Wisata Anyer

Mahasiswa Bakal Laporkan ke Badan Kehormatan, Terkait Anggota DPRD Banten yang Diduga Terlibat Investasi Bodong

SERANG — Puluhan warga di wilayah Panimbang, Kabupaten Pandeglang, menyuarakan tuntutan pengembalian dana dan ganti rugi terkait dugaan investasi bermasalah di sebuah toko emas.

Kasus ini mendapat perhatian mahasiswa dan masyarakat sipil setelah dalam pemberitaan muncul dugaan keterkaitan toko tersebut dengan salah satu anggota DPRD Provinsi Banten.

Mahasiswa menilai persoalan yang melibatkan anggota dewan fraksi Gerindra itu tidak hanya menyangkut aspek hukum, tetapi juga menyangkut etika dan integritas pejabat publik.

Wildan, Mahasiswa Universitas Banten Jaya sekaligus Direktur Eksekutif Creative Democracy Center (CDC), menyatakan pihaknya akan mendorong agar kasus tersebut masuk dalam pengawasan Badan Kehormatan (BK) DPRD.

“Kami tidak ingin menghakimi atau menyimpulkan seseorang bersalah sebelum ada proses pemeriksaan. Tetapi ketika muncul persoalan yang menyangkut masyarakat dan terdapat dugaan keterkaitan dengan seorang anggota dewan, maka Badan Kehormatan DPRD harus hadir dan melakukan pemeriksaan secara objektif,” kata dia, Selasa (8/9/2026).

Menurutnya, anggota legislatif adalah representasi rakyat yang wajib menjaga integritas, transparansi, dan kepatutan.

Setiap dugaan yang berpotensi menimbulkan persoalan etik harus diklarifikasi secara terbuka.

“Kami akan melaporkan persoalan ini kepada Badan Kehormatan. Kami ingin melihat apakah terdapat pelanggaran kode etik, konflik kepentingan, atau persoalan kepatutan dalam kapasitas yang bersangkutan sebagai anggota dewan. Biarkan mekanisme pemeriksaan yang menentukan benar atau tidaknya dugaan tersebut,” tegasnya.

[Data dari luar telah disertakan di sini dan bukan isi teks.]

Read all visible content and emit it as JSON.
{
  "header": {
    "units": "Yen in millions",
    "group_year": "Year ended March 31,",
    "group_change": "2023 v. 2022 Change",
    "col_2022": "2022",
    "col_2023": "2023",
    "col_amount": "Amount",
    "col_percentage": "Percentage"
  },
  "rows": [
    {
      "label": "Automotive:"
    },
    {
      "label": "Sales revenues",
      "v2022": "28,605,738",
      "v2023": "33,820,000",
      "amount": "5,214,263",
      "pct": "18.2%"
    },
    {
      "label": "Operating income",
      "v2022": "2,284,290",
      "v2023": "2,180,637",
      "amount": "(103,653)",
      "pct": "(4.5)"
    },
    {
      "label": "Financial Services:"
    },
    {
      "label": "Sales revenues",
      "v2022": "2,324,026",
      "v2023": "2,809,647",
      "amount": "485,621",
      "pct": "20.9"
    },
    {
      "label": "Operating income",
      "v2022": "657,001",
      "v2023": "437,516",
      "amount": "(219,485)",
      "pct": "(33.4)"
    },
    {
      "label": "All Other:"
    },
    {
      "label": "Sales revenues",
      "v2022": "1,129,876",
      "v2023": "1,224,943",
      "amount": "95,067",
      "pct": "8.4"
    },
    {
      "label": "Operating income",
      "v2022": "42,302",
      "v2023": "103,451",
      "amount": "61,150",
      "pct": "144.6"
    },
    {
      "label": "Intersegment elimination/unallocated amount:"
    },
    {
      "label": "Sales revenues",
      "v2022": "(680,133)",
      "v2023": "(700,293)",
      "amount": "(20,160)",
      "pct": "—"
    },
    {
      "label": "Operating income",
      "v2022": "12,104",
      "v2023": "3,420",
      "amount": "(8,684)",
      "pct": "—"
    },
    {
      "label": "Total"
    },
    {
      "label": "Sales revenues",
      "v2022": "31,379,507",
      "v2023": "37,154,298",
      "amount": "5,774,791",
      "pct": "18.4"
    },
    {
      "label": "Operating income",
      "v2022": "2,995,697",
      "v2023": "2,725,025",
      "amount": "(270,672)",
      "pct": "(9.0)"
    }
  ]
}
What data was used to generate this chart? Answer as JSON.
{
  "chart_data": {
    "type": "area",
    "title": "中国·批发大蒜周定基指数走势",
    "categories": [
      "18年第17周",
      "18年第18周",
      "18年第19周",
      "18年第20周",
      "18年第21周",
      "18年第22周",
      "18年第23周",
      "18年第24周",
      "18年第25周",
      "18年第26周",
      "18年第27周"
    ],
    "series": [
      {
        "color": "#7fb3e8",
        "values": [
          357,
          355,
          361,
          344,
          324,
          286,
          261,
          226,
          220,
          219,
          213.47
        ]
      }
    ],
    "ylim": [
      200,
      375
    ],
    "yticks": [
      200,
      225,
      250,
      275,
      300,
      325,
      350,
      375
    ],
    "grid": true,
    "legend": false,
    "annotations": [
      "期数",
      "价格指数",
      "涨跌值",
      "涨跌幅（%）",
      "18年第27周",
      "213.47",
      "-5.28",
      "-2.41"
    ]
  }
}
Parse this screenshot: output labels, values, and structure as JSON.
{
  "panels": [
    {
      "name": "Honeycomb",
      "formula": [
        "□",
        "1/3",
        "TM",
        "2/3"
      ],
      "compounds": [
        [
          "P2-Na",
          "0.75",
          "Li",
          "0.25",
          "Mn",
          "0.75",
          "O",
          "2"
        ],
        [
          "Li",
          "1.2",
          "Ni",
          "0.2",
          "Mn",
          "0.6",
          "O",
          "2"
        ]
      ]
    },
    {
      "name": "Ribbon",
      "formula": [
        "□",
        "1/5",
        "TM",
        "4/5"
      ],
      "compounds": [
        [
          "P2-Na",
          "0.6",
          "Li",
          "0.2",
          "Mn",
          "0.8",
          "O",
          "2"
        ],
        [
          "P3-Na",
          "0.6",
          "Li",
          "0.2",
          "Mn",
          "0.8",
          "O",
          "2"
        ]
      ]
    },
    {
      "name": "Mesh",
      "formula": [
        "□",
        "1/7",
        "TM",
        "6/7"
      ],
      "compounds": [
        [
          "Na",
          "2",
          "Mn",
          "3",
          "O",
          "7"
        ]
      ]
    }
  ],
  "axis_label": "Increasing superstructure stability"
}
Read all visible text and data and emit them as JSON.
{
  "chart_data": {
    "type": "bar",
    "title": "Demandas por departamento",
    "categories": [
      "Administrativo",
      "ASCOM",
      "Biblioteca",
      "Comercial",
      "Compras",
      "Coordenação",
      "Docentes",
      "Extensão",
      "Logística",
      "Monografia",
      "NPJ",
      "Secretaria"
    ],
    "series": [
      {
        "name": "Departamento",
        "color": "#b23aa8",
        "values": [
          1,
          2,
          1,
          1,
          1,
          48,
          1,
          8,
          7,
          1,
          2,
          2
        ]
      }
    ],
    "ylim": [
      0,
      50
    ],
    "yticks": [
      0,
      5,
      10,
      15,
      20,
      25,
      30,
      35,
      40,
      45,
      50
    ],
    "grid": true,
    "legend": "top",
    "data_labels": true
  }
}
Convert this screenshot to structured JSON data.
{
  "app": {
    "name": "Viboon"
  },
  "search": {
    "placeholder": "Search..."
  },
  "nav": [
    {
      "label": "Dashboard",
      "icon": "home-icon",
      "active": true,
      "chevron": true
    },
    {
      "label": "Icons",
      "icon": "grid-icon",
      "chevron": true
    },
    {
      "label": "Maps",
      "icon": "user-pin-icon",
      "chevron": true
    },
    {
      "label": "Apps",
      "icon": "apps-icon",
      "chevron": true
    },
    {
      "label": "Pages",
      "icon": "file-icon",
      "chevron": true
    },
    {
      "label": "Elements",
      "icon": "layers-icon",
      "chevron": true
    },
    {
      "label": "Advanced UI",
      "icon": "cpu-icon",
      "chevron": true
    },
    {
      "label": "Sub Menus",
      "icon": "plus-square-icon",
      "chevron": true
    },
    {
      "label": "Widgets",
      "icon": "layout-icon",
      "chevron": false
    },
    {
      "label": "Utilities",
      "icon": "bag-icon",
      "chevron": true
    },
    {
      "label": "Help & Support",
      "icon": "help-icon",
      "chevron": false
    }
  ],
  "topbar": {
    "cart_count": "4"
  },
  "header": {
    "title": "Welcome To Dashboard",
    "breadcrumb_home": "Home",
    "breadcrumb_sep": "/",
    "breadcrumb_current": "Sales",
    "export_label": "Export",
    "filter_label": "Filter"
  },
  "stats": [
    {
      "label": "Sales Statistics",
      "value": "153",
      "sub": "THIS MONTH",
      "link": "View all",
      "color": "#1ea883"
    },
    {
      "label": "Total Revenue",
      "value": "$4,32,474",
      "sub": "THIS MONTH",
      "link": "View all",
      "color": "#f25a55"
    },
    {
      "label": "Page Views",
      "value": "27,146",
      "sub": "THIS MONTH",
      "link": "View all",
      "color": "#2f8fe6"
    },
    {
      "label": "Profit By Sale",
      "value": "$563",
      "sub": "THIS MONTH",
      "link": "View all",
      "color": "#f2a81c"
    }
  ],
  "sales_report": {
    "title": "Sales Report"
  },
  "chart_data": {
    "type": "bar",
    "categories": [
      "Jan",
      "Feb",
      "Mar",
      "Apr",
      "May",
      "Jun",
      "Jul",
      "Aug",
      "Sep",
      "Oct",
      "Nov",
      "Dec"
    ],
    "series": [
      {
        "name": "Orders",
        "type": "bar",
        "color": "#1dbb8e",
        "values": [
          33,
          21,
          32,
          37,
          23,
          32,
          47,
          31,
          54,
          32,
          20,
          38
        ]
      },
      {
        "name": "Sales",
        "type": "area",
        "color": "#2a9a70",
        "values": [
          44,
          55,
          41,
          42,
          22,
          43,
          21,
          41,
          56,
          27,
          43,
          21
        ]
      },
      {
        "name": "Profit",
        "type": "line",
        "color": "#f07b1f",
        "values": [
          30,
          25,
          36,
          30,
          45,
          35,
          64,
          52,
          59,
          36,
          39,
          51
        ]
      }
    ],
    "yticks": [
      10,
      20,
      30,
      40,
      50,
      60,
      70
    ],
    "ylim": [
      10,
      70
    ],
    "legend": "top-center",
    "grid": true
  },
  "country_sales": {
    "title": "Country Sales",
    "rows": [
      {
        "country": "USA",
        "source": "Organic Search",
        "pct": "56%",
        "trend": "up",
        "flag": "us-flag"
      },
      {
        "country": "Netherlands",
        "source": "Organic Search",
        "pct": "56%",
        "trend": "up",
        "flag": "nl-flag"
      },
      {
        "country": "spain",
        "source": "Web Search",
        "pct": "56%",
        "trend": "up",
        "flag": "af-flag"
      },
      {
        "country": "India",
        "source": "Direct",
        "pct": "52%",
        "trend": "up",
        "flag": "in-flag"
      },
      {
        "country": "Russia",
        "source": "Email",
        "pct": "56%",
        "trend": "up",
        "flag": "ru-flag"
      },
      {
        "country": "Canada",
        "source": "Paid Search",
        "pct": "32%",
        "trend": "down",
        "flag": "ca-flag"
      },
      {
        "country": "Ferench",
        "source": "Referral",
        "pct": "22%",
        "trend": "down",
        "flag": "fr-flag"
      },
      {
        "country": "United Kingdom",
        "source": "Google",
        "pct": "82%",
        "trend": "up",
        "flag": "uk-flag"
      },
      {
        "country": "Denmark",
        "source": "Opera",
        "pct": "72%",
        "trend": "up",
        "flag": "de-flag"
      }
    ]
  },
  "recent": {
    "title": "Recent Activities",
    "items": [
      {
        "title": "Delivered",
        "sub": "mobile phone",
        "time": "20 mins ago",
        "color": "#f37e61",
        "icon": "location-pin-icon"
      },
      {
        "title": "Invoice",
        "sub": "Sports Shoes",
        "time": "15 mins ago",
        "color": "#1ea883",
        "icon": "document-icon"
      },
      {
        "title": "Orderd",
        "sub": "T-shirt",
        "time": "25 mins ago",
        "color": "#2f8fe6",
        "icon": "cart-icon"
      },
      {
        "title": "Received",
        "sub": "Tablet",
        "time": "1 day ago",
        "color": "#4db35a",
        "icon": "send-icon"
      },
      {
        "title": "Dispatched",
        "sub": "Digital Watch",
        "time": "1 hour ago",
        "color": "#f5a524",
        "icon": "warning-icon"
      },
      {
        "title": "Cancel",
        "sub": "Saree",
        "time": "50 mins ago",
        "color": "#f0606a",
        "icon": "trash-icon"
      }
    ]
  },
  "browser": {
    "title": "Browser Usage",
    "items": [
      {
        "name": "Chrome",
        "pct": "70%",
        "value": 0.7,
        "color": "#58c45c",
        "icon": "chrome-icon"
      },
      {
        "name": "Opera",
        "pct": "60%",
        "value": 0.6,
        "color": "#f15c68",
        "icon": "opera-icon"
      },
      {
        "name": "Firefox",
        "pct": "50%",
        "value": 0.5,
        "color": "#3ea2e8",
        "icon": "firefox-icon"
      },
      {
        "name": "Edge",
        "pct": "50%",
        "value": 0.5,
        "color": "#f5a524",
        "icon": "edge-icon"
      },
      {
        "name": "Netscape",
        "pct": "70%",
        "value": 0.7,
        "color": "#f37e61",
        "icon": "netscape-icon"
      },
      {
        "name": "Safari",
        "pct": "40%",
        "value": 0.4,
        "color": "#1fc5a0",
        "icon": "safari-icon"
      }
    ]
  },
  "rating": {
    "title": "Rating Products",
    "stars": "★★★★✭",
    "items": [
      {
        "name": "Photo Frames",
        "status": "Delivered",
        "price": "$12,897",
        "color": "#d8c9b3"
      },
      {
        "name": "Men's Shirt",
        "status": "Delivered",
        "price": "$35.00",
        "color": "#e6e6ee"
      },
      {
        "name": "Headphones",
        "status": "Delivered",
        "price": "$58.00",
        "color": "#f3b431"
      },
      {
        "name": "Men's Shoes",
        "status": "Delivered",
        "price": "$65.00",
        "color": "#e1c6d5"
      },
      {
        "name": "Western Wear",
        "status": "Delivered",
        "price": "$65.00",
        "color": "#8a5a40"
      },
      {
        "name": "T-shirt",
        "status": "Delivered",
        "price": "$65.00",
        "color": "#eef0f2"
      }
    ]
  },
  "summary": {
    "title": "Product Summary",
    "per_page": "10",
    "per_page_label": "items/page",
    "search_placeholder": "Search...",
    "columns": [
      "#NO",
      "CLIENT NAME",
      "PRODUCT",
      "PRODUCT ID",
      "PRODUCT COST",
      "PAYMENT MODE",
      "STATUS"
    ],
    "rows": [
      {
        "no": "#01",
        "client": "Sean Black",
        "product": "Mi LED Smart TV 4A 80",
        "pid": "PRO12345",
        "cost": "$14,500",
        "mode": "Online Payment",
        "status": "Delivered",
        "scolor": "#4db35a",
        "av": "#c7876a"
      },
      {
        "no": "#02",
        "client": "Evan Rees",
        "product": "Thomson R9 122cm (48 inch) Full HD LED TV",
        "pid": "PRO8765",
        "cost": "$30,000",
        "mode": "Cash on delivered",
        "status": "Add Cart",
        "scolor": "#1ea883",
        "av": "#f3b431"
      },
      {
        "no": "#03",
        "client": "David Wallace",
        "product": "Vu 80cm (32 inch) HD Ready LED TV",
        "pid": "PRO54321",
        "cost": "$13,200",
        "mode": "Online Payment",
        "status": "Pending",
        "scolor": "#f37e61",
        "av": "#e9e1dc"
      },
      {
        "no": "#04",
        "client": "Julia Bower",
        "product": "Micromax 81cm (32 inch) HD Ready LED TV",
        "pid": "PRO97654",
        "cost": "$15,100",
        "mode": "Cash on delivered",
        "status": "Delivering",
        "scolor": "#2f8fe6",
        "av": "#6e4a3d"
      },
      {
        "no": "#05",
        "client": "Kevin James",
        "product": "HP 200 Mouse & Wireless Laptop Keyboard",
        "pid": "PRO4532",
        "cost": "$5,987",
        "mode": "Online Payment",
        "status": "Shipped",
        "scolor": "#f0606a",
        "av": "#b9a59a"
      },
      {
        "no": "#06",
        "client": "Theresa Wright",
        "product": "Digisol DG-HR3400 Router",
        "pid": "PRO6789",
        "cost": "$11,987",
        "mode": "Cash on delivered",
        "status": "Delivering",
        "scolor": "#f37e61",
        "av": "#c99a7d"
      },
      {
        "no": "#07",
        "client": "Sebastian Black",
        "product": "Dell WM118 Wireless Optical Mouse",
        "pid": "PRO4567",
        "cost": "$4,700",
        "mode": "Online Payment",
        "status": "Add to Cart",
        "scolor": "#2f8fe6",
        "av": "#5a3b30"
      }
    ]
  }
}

Mahasiswa juga mendorong aparat penegak hukum untuk menelusuri dugaan tindak pidana dalam kasus ini secara profesional dan transparan, terutama jika terdapat unsur kerugian masyarakat.

Ia juga mendesak agar anggota dewan inisial RM itu membuat klarifikasi terbukaterkait hubungannya dengan toko emas dan aktivitas investasi yang dipersoalkan warga.

Wildan menegaskan, langkah yang diambil mahasiswa bukan untuk melakukan penghakiman, melainkan memastikan akuntabilitas pejabat publik.

“Kami akan mengawal persoalan ini. Jika tidak ada pelanggaran, biarkan pemeriksaan membuktikan. Tetapi jika ditemukan pelanggaran etik maupun hukum, maka harus ada pertanggungjawaban sesuai ketentuan yang berlaku,” pungkasnya.

Saat dikonfirmasi hal ini kepada anggota dewan tersebut, yang bersangkutan belum meresponnya. (*/Ajo)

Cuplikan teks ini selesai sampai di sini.